L'ancien propriétaire de L. Bélanger Métal inc. tenait à réagir

TROIS-RIVIÈRES — L’ancien propriétaire de L. Bélanger Métal inc., Guy Bélanger, a tenu à réagir, jeudi, aux informations rendues publiques par le ministère de l’Environnement, voulant que son entreprise ait écopé d’une amende de plus de 25 000 $ pour avoir exploité, en 2018, un séparateur eau-huile sans autorisation préalable du ministère de l’Environnement, allant à l’encontre de la Loi sur la qualité de l’environnement.
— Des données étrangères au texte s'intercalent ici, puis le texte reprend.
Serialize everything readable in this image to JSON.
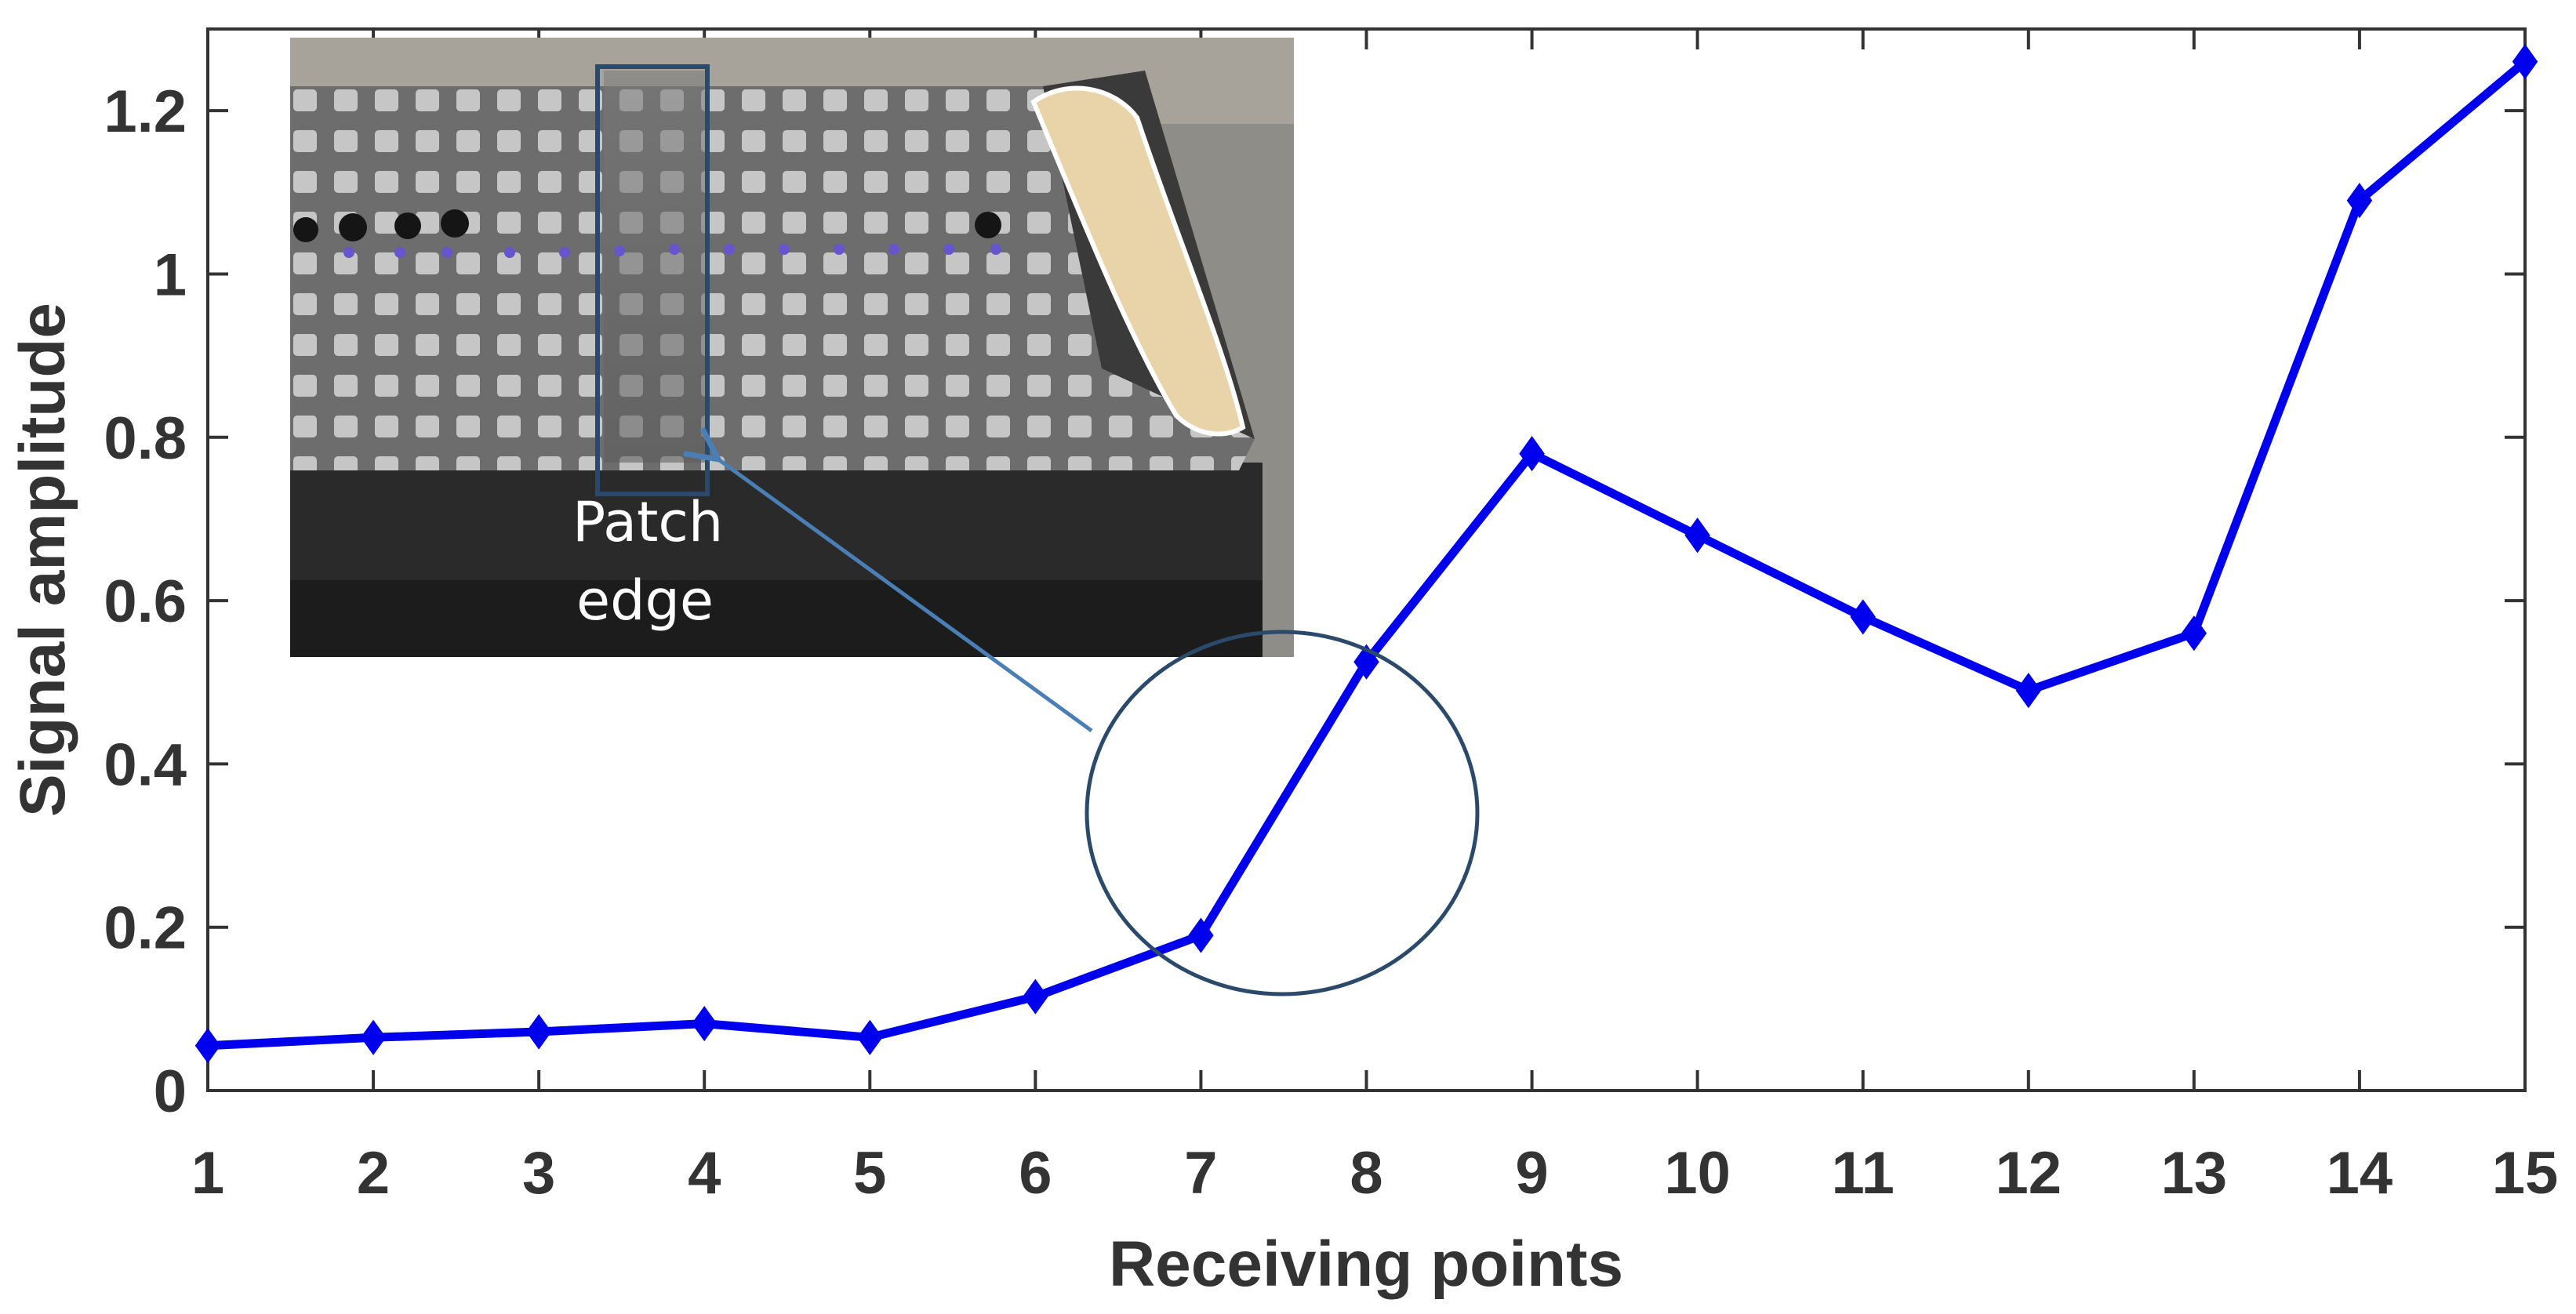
{
  "chart_data": {
    "type": "line",
    "xlabel": "Receiving points",
    "ylabel": "Signal amplitude",
    "x": [
      1,
      2,
      3,
      4,
      5,
      6,
      7,
      8,
      9,
      10,
      11,
      12,
      13,
      14,
      15
    ],
    "xlim": [
      1,
      15
    ],
    "ylim": [
      0,
      1.3
    ],
    "xticks": [
      1,
      2,
      3,
      4,
      5,
      6,
      7,
      8,
      9,
      10,
      11,
      12,
      13,
      14,
      15
    ],
    "yticks": [
      0,
      0.2,
      0.4,
      0.6,
      0.8,
      1,
      1.2
    ],
    "ytick_labels": [
      "0",
      "0.2",
      "0.4",
      "0.6",
      "0.8",
      "1",
      "1.2"
    ],
    "series": [
      {
        "values": [
          0.055,
          0.065,
          0.072,
          0.082,
          0.065,
          0.115,
          0.19,
          0.525,
          0.78,
          0.68,
          0.58,
          0.49,
          0.56,
          1.09,
          1.26
        ],
        "color": "#0000ee",
        "marker": "diamond"
      }
    ],
    "grid": false,
    "annotations": {
      "inset_label_line1": "Patch",
      "inset_label_line2": "edge",
      "highlight_circle_around": [
        7,
        8
      ],
      "circle_color": "#2b4a6b",
      "arrow_color": "#4a7fb5"
    }
  }
}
M. Bélanger déplore que la sortie du ministère de l’Environnement puisse laisser croire que le ministère n’était pas au courant de la présence de cet équipement chez L. Bélanger Métal inc, alors qu’il en connaissait l’existence depuis près de 15 ans. Selon lui, l’équipement avait été installé en 2004 lorsque l’entrepreneur a fait poser du béton dans la cour de son entreprise, et qu’il a du même coup voulu faire installer un drain et un système de récupération des eaux usées. Le ministère lui avait indiqué qu’un délai de six à sept mois était nécessaire pour obtenir le permis, alors que les travaux étaient prévus pour la semaine suivante. «À peu près 80% des cours de récupération d’automobile n’avaient rien pour récupérer les huiles. Je voulais que mon entreprise puisse le faire», indique-t-il.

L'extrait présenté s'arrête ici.